Each chapter explains core Jewish practices and how they animated Winner’s Jewish life. She introduces the reader to the wisdom and beauty in the ways of Judaism. Kashrut transforms eating into a holy act. Shabbat sets aside a day to connect with community and God. Laws instruct the community how to support both newlyweds and those mourning the death of their loved ones.

She then turns her attention to the Christian equivalent, and finally how she is borrowing from Judaism to create meaningful Christian ritual in her life.

Consider the Sabbath.
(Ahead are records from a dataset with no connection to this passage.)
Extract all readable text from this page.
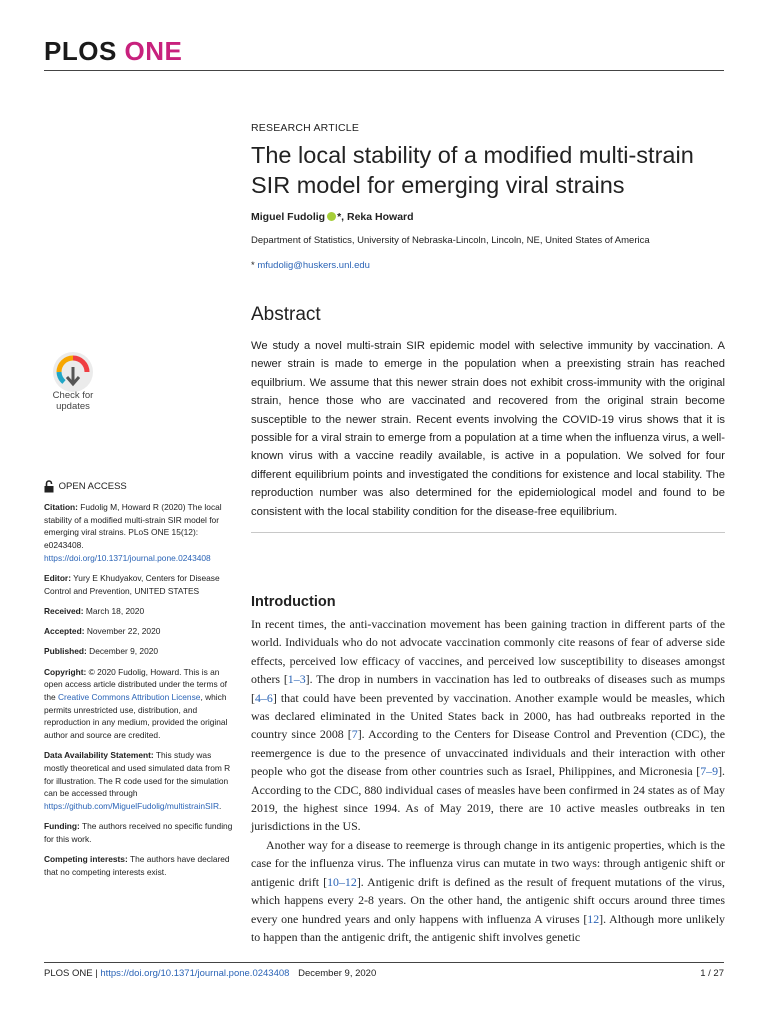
PLOS ONE
RESEARCH ARTICLE
The local stability of a modified multi-strain SIR model for emerging viral strains
Miguel Fudolig *, Reka Howard
Department of Statistics, University of Nebraska-Lincoln, Lincoln, NE, United States of America
* mfudolig@huskers.unl.edu
Abstract

We study a novel multi-strain SIR epidemic model with selective immunity by vaccination. A newer strain is made to emerge in the population when a preexisting strain has reached equilbrium. We assume that this newer strain does not exhibit cross-immunity with the original strain, hence those who are vaccinated and recovered from the original strain become susceptible to the newer strain. Recent events involving the COVID-19 virus shows that it is possible for a viral strain to emerge from a population at a time when the influenza virus, a well-known virus with a vaccine readily available, is active in a population. We solved for four different equilibrium points and investigated the conditions for existence and local stability. The reproduction number was also determined for the epidemiological model and found to be consistent with the local stability condition for the disease-free equilibrium.

Check for
updates
OPEN ACCESS

Citation: Fudolig M, Howard R (2020) The local stability of a modified multi-strain SIR model for emerging viral strains. PLoS ONE 15(12): e0243408. https://doi.org/10.1371/journal.pone.0243408

Editor: Yury E Khudyakov, Centers for Disease Control and Prevention, UNITED STATES

Received: March 18, 2020

Accepted: November 22, 2020

Published: December 9, 2020

Copyright: © 2020 Fudolig, Howard. This is an open access article distributed under the terms of the Creative Commons Attribution License, which permits unrestricted use, distribution, and reproduction in any medium, provided the original author and source are credited.

Data Availability Statement: This study was mostly theoretical and used simulated data from R for illustration. The R code used for the simulation can be accessed through https://github.com/MiguelFudolig/multistrainSIR.

Funding: The authors received no specific funding for this work.

Competing interests: The authors have declared that no competing interests exist.

Introduction

In recent times, the anti-vaccination movement has been gaining traction in different parts of the world. Individuals who do not advocate vaccination commonly cite reasons of fear of adverse side effects, perceived low efficacy of vaccines, and perceived low susceptibility to diseases amongst others [1–3]. The drop in numbers in vaccination has led to outbreaks of diseases such as mumps [4–6] that could have been prevented by vaccination. Another example would be measles, which was declared eliminated in the United States back in 2000, has had outbreaks reported in the country since 2008 [7]. According to the Centers for Disease Control and Prevention (CDC), the reemergence is due to the presence of unvaccinated individuals and their interaction with other people who got the disease from other countries such as Israel, Philippines, and Micronesia [7–9]. According to the CDC, 880 individual cases of measles have been confirmed in 24 states as of May 2019, the highest since 1994. As of May 2019, there are 10 active measles outbreaks in ten jurisdictions in the US.

Another way for a disease to reemerge is through change in its antigenic properties, which is the case for the influenza virus. The influenza virus can mutate in two ways: through antigenic shift or antigenic drift [10–12]. Antigenic drift is defined as the result of frequent mutations of the virus, which happens every 2-8 years. On the other hand, the antigenic shift occurs around three times every one hundred years and only happens with influenza A viruses [12]. Although more unlikely to happen than the antigenic drift, the antigenic shift involves genetic

PLOS ONE | https://doi.org/10.1371/journal.pone.0243408 December 9, 2020	1 / 27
Winner writes that Shabbat is the component of Judaism she misses most and also the aspect that should be the easiest to incorporate into her present life, as the instruction to honor the Sabbath — put forth in the Ten Commandments — is binding on Christians as well as Jews.

As a Christian, Winner refrains from working on the Sabbath. She does,

however, spend money and

hang out at coffee shops — activities forbidden in her Orthodox Jewish life. In fact, it is at her favorite coffee shop, the Mudhouse, on a Sunday morning after church, where she came upon the idea for, and the title of, this work.

To miss Shabbat less and to give credence to her past, Winner is bridging the Jewish-Christian chasm by working to make the Christian Sabbath holy. She has ceased shopping and is instead spending Sundays at church, Bible study and visiting with friends and church shut-ins.

Similarly, she puts a Christian spin on kashrut by eating seasonal, locally grown foods to bring attention and devotion to food and eating. She fasts on Fridays during Lent as a way of remembering her hunger for God. She lights candles but recites different words, “The Light of Christ.” A found object, a homemade sign reading “keep home safe thank God” hangs in the doorway replacing a mezuzah.

Part diary, part history class, part religious school lesson. These elements seamlessly weave the tapestry of the text, giving the reader an understanding of the struggle to make sense of Jewish roots in a Christian world. But “Mudhouse Sabbath” is also an invitation to embrace all that is right and holy about being Jewish, challenging the Jewish reader to be a better Jew.

Disclaimer: At times I find myself wondering why this Christian is rooting so hard for the home team. If Judaism is so great, why didn’t Winner herself remain a Jew, instead of choosing the lengthy and challenging path of conversion? She simply explains that Jesus chose her.

No matter, this niggling question does not deflect from the essentials of this book, a testament to the active spiritual practice of Judaism.

“Mudhouse Sabbath” by Lauren F. Winner. (128 pages, Paraclete Press, $17.95.)